Ranging in age from 12 to 18, participants are encouraged to continue with the program as they get older. With at least two programs under their belts and after turning 18, they can apply to be peer counselors, essentially serving as a bridge between the youth and the group leaders. Group leaders must be over the age of 21 and supervise a set group of individuals throughout the week.
The 2004 Winter Program began with an opening banquet at Bumps on Monday, Jan. 12. Honorary guest speaker Sam Ferguson, a disabled skier, presented clips from his debut in “Journey,” the latest Warren Miller film released last fall.

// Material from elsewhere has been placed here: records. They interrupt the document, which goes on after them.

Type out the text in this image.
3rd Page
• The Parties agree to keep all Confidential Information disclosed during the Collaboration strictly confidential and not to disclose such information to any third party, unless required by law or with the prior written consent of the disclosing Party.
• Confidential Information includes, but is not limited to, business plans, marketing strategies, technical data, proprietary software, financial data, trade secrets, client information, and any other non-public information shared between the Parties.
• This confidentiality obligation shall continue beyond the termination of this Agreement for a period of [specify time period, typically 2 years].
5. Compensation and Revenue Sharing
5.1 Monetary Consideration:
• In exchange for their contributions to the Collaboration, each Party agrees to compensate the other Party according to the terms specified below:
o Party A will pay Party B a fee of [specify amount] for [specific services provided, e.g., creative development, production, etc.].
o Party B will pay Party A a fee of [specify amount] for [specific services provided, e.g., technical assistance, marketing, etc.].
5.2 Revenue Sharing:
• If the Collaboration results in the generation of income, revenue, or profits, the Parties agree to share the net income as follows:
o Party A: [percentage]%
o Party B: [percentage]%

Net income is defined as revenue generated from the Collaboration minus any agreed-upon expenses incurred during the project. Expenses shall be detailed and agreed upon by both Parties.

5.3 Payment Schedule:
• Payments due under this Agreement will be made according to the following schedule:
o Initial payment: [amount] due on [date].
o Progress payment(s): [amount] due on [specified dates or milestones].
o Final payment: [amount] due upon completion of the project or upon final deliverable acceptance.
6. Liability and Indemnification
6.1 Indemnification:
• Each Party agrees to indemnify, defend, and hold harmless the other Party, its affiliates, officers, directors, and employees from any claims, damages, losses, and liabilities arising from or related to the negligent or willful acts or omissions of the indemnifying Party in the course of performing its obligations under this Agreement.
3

Ferguson offered a glimpse into his life as a paraplegic after a mountain bike accident left him paralyzed from the waist down. Ferguson chose to fight this setback and is now ranked among the world’s best chair skiers.
Aron Ralston also attended as a special guest, presenting an abbreviated speech describing his well-known self-rescue last spring and encouraging youth to exercise the power of their mind-set to reach their potential.
Through the charitable nature of the community, AGE was able to conduct another wonderful week. Local businesses from Aspen to Snowmass donated lunch and dinner. The Aspen Recreation Center (ARC) donated the use of its ice rink, climbing wall and pool for an afternoon of indoor play. The Aspen Skiing Company generously provided lift tickets to the participants and staff of the program. Twenty ski and snowboard instructors from the Aspen Skiing Company volunteered their time to teach on the slopes at Snowmass.
As the snowboarding instructor coordinator, Darnell Rose was responsible for recruiting fellow instructors for the three days on the mountain. “It was no problem rounding up volunteers,” he explained. “All I had to do was tell them a little bit about the kids and they were hooked.”
Born in Brooklyn and raised mostly in Southern California, Rose himself was exposed to street life at an early age, but chose to shun it for a better path. “How can I not give back?” Rose asked. “Though I wasn’t an ‘at-risk’ youth myself per se, I can relate to what these kids are faced with. The only way I can really afford to support them is by volunteering my time and offering my abilities as an instructor.” Fondly known by his students as “Mr. D.,” Rose has been involved for about eight years with the program and is clearly an asset.
By the end of the program, all participants emerged stronger, more closely knit and farther down the road to self-empowerment.
“It went by too quickly,” said peer counselor Jay Barbosa at the closing banquet. “We were having too much fun.”
Participant Alvin Green especially wanted to pay tribute to his snowboard instructor Rich Keery. “I really enjoyed Rich because he’s so laid-back and patient. He would tell me what to do and when to do it, and it was cool.”
Dreama Goldsmith, a member of the Grassroots family for the past five years, returned as a peer counselor last week. “I owe a lot to Grassroots,” she stated. “If there’s anything I’ve learned here, it’s that the highest boundary I must climb in life is one I set up in my mind.” A college student in Louisiana, Goldsmith leaves next week for a semester in France.
Founder John Reid, who now lives in Denver, returned to spend a few days with the youths. Impressed by the direction of the organization, Reid remarked, “It’s a magnificent tribute to the community and volunteers who have helped shape Grassroots.”
“It’s an incredible program,” said group leader Ayesha Bogart. “It’s done wonders for me.”
“Grassroots saves lives,” echoed peer counselor Chuck Henderson. “It’s as simple as that.”